Powerful WaterAid photo exhibits and how they came about – Vignette

Powerful WaterAid photo exhibits and how they came about

WaterAid, a UK based NGO has some interesting ways to raise public awareness for the issues surrounding water – in particular, they have done some great exhibitions recently with both photographers Mustafah Abdulaziz and Malin Fezehai. We at Vignette Interactive were interested to know how these projects came about. Here is our Q&A with Neil Wissink, WaterAid’s photography director.

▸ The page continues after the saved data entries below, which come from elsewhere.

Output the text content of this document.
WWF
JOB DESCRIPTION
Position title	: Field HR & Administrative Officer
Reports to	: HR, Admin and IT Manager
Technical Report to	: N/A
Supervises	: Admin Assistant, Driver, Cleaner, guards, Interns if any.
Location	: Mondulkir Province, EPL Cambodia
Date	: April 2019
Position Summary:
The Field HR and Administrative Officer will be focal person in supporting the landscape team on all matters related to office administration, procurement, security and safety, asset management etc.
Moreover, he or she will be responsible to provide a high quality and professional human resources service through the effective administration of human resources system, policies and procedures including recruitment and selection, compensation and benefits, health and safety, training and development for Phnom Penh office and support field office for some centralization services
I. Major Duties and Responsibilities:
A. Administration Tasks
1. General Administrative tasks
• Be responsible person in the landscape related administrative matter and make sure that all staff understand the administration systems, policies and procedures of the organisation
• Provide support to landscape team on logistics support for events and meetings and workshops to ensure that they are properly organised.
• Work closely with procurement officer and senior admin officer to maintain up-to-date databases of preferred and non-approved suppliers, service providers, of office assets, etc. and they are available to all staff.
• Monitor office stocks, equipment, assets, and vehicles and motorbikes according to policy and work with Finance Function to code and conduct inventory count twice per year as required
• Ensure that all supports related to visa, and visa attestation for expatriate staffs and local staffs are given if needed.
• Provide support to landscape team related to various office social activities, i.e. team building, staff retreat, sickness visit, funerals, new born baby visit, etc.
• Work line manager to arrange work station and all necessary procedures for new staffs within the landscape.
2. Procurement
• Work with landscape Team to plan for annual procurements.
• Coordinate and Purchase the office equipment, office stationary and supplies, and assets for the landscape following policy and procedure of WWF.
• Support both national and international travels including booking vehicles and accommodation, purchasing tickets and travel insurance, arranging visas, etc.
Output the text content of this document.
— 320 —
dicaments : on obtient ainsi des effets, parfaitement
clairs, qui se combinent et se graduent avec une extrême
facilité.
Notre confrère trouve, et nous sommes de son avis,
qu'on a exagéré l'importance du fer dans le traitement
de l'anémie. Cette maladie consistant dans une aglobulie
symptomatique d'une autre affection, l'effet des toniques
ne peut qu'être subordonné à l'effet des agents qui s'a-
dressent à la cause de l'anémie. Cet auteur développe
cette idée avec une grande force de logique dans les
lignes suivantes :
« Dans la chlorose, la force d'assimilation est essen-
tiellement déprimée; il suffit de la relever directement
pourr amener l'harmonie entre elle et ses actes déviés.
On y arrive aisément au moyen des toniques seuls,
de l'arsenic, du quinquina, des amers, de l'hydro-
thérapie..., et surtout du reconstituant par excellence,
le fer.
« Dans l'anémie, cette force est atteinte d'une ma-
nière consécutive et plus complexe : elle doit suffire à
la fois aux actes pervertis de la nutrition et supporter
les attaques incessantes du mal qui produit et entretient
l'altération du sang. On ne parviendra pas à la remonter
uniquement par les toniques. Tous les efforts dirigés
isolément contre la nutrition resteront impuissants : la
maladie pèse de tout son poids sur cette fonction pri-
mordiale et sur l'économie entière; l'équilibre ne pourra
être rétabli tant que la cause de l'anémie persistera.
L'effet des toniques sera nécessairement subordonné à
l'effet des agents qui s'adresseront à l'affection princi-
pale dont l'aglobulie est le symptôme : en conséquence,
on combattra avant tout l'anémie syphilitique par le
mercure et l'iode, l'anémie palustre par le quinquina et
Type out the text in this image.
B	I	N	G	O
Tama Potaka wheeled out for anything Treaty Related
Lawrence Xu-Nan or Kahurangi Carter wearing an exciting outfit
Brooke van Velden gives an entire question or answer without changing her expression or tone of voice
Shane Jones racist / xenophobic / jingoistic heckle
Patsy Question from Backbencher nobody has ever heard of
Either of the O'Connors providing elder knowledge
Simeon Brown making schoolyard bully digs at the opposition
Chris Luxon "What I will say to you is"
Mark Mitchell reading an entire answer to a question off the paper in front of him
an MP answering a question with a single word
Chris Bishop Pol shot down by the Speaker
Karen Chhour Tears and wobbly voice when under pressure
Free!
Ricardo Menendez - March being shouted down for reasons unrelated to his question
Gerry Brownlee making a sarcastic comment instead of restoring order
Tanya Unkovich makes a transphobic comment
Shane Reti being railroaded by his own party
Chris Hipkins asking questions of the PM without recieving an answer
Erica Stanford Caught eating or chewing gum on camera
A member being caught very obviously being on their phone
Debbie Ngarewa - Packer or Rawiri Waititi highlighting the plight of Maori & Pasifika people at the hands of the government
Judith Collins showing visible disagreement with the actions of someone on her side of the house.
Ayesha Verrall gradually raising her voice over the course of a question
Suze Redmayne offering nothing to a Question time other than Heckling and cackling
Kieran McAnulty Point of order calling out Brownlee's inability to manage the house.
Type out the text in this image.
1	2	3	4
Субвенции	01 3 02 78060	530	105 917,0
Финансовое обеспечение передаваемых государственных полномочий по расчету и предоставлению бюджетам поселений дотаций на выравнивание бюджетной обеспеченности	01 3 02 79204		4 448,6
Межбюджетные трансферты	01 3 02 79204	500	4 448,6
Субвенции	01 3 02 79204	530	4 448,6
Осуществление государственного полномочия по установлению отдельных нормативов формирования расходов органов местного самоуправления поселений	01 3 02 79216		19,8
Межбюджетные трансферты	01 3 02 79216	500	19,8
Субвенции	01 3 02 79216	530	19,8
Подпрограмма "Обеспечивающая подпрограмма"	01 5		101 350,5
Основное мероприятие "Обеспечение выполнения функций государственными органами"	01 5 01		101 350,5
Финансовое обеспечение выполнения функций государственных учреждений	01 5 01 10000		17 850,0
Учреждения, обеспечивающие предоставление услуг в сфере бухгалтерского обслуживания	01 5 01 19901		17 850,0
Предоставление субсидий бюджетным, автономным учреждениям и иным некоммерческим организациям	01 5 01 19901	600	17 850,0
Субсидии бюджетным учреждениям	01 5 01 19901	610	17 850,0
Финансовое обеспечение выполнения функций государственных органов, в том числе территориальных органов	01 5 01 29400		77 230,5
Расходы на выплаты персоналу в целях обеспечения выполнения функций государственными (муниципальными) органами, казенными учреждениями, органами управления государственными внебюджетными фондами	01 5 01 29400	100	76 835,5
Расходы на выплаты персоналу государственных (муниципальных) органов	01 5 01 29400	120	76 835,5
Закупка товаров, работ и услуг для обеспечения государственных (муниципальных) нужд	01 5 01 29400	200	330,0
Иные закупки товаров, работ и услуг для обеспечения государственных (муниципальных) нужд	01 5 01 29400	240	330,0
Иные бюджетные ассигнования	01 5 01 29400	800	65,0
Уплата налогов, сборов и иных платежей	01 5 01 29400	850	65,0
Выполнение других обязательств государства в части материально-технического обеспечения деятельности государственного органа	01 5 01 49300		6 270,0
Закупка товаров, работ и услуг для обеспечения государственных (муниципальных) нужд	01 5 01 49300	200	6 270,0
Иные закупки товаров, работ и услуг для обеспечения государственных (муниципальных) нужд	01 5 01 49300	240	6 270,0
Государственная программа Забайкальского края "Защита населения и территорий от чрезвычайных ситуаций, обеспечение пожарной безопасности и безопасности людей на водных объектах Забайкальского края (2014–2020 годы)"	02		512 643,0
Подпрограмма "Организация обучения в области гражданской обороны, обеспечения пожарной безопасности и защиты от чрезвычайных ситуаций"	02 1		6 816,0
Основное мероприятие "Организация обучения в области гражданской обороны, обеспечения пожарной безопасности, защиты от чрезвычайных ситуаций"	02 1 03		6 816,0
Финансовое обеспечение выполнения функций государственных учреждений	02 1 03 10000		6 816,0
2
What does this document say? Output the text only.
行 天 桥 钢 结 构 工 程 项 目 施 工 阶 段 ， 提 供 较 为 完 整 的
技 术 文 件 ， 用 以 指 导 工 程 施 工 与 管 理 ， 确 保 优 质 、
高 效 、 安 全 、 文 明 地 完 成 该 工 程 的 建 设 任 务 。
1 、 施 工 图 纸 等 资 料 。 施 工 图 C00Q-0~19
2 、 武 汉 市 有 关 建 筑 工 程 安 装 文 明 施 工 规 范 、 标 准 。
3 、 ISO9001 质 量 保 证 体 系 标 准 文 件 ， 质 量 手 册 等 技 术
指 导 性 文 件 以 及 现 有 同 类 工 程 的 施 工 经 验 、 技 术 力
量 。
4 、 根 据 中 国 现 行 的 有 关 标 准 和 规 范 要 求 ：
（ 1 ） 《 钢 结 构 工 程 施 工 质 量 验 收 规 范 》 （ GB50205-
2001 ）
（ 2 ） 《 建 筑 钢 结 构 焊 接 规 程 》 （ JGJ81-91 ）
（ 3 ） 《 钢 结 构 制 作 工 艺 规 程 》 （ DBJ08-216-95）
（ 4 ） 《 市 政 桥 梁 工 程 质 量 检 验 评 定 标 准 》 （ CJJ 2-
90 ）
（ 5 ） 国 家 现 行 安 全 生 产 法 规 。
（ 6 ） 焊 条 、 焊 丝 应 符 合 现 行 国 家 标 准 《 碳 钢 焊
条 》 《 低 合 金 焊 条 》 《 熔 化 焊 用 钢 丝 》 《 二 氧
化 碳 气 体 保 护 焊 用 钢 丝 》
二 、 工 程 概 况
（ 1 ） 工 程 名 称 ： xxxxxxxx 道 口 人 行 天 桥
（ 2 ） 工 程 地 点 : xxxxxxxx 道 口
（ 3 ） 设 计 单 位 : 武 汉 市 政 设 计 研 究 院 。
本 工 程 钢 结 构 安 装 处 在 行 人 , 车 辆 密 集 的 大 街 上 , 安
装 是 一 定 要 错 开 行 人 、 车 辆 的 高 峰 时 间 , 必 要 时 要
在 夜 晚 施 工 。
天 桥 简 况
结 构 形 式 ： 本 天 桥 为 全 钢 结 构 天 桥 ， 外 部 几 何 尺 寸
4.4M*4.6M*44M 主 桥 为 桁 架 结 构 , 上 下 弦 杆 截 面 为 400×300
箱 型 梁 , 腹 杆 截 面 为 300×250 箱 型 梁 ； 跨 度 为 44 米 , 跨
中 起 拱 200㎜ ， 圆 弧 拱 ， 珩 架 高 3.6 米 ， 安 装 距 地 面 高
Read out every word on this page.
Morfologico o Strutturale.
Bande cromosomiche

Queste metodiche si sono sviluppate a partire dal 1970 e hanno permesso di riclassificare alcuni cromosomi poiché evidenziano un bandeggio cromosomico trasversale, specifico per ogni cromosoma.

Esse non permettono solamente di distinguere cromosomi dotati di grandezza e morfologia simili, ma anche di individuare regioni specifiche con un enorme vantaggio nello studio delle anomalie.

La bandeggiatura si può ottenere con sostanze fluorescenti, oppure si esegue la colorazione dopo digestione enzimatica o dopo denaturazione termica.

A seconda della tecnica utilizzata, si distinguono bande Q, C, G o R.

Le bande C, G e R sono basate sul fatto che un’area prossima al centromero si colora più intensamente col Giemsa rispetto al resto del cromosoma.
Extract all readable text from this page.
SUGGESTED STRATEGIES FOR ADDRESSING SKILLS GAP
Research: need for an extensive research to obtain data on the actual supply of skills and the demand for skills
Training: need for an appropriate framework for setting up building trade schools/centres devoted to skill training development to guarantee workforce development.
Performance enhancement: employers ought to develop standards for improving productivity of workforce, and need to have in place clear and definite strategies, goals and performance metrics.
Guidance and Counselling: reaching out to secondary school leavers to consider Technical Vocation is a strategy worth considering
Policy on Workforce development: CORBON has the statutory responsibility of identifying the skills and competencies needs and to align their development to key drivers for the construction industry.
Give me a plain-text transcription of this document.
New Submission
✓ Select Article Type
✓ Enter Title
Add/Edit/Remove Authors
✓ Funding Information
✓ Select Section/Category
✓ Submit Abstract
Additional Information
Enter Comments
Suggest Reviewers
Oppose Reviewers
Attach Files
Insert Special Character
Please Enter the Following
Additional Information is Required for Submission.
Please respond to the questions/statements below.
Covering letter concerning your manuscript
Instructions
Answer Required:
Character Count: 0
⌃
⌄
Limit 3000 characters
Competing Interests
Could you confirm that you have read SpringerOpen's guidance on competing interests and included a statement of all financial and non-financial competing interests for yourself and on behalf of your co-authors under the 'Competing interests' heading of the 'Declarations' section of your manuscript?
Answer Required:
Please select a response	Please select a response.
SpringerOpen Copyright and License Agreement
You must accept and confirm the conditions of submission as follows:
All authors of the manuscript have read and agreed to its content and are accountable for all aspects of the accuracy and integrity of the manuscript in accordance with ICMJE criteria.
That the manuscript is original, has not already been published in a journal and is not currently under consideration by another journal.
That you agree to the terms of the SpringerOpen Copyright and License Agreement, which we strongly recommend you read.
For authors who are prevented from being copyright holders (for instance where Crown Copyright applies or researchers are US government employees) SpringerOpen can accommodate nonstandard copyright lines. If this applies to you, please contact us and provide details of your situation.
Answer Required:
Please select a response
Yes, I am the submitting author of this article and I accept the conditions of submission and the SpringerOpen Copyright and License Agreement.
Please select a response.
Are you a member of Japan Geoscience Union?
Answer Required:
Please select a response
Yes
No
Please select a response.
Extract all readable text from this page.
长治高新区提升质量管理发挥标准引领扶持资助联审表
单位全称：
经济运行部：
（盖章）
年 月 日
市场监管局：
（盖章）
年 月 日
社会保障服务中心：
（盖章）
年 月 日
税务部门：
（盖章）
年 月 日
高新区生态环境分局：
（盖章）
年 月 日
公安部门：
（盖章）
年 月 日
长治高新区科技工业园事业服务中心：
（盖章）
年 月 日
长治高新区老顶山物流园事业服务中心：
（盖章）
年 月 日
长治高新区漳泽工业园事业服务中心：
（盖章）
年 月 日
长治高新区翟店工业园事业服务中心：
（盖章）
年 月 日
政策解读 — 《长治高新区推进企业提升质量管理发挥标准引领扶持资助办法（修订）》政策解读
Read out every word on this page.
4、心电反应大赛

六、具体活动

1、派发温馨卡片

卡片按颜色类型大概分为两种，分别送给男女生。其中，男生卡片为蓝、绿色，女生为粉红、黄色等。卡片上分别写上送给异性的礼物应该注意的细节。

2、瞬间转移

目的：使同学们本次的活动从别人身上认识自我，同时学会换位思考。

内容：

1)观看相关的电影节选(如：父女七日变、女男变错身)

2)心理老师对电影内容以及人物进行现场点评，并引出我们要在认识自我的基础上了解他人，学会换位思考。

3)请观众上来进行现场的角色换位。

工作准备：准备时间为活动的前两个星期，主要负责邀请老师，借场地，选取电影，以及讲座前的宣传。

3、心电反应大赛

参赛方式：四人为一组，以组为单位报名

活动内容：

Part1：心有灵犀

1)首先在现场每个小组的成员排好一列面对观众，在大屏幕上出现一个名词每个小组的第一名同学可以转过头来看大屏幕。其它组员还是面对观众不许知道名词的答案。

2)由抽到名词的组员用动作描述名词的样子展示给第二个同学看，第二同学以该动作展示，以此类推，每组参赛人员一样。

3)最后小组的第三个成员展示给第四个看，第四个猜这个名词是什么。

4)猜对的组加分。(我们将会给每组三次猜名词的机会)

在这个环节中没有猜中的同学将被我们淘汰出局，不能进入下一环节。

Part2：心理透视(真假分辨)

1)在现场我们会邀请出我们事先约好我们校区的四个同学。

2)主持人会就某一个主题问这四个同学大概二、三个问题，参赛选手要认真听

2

Tara Todras-Whitehill: Thanks so much for talking with me Neil. So I wanted to know more about how the exhibitions for Water Stories with Mustafah and Noori Tales with Malin came about, and what were the goals for each project?

Neil Wissink: In each case they were quite different really. So Water Stories started sooner, and that developed out of a relationship with Mustafah. Mustafah contacted us first. He had already commenced his Water project which has basically become his singular focus for 15 years. He started that project and was looking for obvious partners to align and support different aspects of it. He got in touch and introduced his work and we quite liked it and could see the potential to do something with him especially something that might sit slightly outside the traditional fundraising models that we have to kind of operate within to some extent. It was more around awareness raising around the issues and would touch people on a kind of different level. So the first shoot we commissioned from Mustafah was purely speculative and we didn’t have particular output in mind for it, we just thought it was worth seeing what came out of it really. So we were quite lucky to have the opportunity to do an open ended experimental approach to a commission which is not something we had done much of before, but because Mustafah’s focus on water, it was relatively low risk and made sense to do that in that case.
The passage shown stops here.